Data tahun 2024 menunjukkan, total timbulan sampah nasional mencapai 33,8 juta ton. Dari angka itu, 20,2 juta ton atau sekitar 59,9 persen terkelola, sementara 13,6 juta ton sisanya tidak terkelola. Kondisi ini berkontribusi pada pencemaran lingkungan, banjir, hingga kerusakan ekosistem laut akibat plastik.

Tak hanya soal lingkungan, sampah juga berkaitan dengan emisi gas rumah kaca. Tempat pembuangan akhir menghasilkan gas metana, salah satu gas dengan efek pemanasan 25 kali lebih kuat dibanding karbon dioksida. Tercatat, TPA menyumbang sekitar 2–3 persen emisi gas rumah kaca nasional.

“Kalau tidak dikelola dengan cara baru, sampah akan terus menjadi bom waktu lingkungan. Proyek PSEL ini menjadi jawaban agar limbah bukan lagi masalah, melainkan sumber energi,” kata Arifin Tasrif, Menteri Energi dan Sumber Daya Mineral (ESDM) dalam konferensi pers di Jakarta, Jumat (3/10).

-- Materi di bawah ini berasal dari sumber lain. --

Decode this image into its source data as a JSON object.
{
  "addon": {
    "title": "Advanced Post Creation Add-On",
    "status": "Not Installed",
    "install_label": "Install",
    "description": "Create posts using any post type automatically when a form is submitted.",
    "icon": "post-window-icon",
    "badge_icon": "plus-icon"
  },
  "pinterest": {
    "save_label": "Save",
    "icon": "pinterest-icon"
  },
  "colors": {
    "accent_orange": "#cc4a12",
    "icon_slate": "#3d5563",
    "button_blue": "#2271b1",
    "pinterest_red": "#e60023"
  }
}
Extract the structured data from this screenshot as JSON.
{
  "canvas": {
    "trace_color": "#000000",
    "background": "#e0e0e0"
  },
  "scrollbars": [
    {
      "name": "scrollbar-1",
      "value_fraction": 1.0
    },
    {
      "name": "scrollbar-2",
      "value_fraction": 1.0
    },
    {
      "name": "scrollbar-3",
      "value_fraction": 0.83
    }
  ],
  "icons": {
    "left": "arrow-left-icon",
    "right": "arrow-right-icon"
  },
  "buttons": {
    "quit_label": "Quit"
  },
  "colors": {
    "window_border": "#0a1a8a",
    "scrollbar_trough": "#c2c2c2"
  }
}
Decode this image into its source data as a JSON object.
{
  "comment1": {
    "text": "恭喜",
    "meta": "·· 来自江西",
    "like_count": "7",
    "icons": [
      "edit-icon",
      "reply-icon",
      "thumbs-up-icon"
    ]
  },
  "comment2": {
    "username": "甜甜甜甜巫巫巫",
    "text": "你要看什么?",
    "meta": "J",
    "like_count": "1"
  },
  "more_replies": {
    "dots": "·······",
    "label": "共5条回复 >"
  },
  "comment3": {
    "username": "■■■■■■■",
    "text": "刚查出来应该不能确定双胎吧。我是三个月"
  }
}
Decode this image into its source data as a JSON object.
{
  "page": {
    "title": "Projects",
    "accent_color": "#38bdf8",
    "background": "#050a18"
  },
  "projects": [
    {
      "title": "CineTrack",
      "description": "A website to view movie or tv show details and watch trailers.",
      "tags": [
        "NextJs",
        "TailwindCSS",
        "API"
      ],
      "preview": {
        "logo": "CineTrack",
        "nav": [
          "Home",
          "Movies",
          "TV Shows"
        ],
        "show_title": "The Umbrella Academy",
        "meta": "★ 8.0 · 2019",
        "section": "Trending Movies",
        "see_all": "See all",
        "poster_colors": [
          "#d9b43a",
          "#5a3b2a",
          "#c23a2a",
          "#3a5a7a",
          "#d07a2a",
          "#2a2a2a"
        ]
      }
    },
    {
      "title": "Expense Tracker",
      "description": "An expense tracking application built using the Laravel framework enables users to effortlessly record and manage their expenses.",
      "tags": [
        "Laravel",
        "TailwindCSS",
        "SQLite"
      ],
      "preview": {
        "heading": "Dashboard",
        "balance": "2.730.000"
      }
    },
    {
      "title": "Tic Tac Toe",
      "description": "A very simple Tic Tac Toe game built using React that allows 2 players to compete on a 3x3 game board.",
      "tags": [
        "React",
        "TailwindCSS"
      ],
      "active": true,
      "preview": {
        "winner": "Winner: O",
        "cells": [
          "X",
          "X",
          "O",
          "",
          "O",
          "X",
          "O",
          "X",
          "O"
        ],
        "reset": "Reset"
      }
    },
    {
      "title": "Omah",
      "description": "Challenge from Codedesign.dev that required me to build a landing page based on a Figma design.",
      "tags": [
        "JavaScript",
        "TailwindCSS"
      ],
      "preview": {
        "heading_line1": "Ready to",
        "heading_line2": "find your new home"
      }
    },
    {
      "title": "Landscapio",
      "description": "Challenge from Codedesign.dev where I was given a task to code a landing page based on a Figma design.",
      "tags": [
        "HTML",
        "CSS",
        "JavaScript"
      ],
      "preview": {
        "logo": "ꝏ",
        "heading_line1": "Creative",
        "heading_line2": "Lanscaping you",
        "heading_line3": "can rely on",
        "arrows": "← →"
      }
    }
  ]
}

Delapan unit awal PSEL yang direncakan akan mulai dikerjakan pada Jum’at (31/10/2025) menjadi tonggak sejarah proyek nasional ini. Setiap unit dirancang dengan kapasitas mengolah 1.000 ton sampah per hari. Dari jumlah itu, pembangkit diharapkan mampu menghasilkan listrik sekitar 15 megawatt (MW).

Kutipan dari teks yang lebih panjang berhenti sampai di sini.